For the eighth year in a row, family medicine physicians were the most requested recruiting assignments for Merritt Hawkins. The second and third most requested specialties, internal medicine and hospitalist, are also under the primary care umbrella.
The increasing demand for family medicine providers is driving an increase in salaries. The average salary offered family medicine physicians is $199,000 in 2014, which is a 7.6% increase over the 2013 average, $185,000. Here at Barton, we have seen an increase in hourly rates for locum tenens family medicine physicians as well.
In addition to strong demand for family medicine physicians, the types of settings that are in the market for those providers could also be driving salaries.
Nearly two-thirds (64%) of the requests Merritt Hawkins received were for hospital-employed positions. Compare that to 2004 where only 20% of requests were for positions in that setting.

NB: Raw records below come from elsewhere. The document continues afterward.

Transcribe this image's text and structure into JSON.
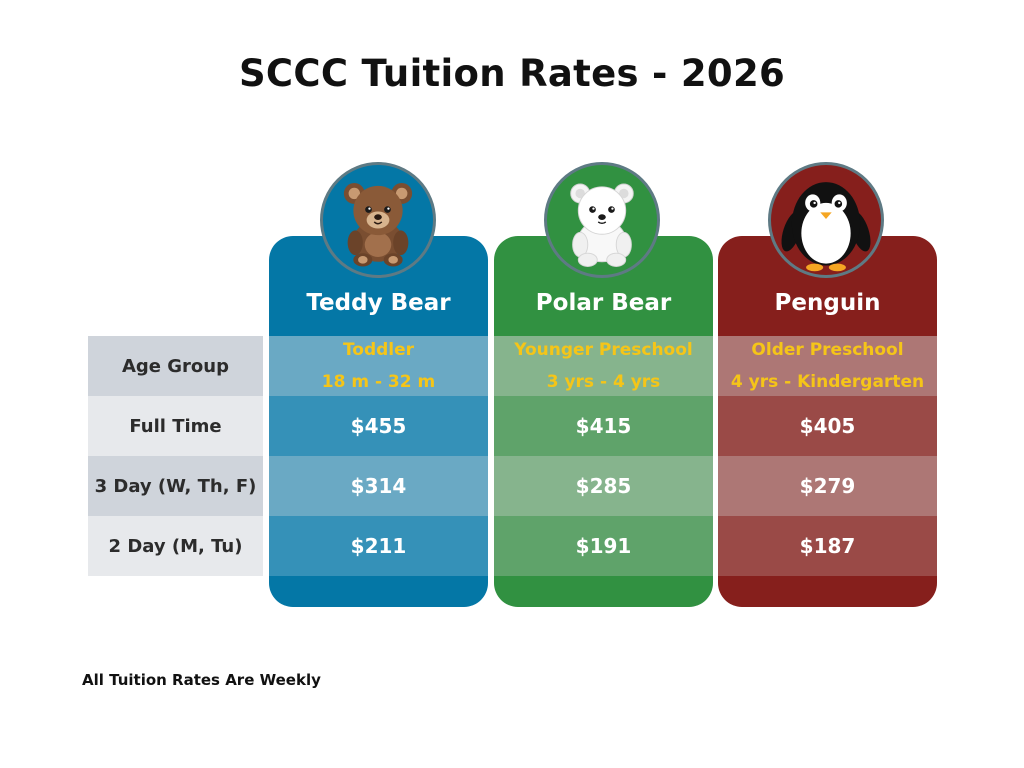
{
  "title": "SCCC Tuition Rates - 2026",
  "row_labels": [
    "Age Group",
    "Full Time",
    "3 Day (W, Th, F)",
    "2 Day (M, Tu)"
  ],
  "columns": [
    {
      "name": "Teddy Bear",
      "icon": "teddy-bear-icon",
      "color": "#0477a6",
      "age_line1": "Toddler",
      "age_line2": "18 m - 32 m",
      "full_time": "$455",
      "three_day": "$314",
      "two_day": "$211"
    },
    {
      "name": "Polar Bear",
      "icon": "polar-bear-icon",
      "color": "#319141",
      "age_line1": "Younger Preschool",
      "age_line2": "3 yrs - 4 yrs",
      "full_time": "$415",
      "three_day": "$285",
      "two_day": "$191"
    },
    {
      "name": "Penguin",
      "icon": "penguin-icon",
      "color": "#861f1c",
      "age_line1": "Older Preschool",
      "age_line2": "4 yrs - Kindergarten",
      "full_time": "$405",
      "three_day": "$279",
      "two_day": "$187"
    }
  ],
  "footnote": "All Tuition Rates Are Weekly"
}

Furthermore, fewer than 10% of requests were for private practice, a setting that represented 45% only 10 years ago.
Hospitals and health systems typically have bigger budgets and can offer family medicine physicians bigger salaries than a private practice. Having more of these settings interested in family medicine providers can certainly be the reason for the uptick in salaries.
As more insured patients enter the healthcare system via the Affordable Care Act, demand for family medicine physicians will continue to rise, and presumably so will salaries. However, Merritt Hawkins mentions in its report that facilities have not yet ramped up their recruiting efforts and are waiting to see how insurance enrollment impacts physician utilization.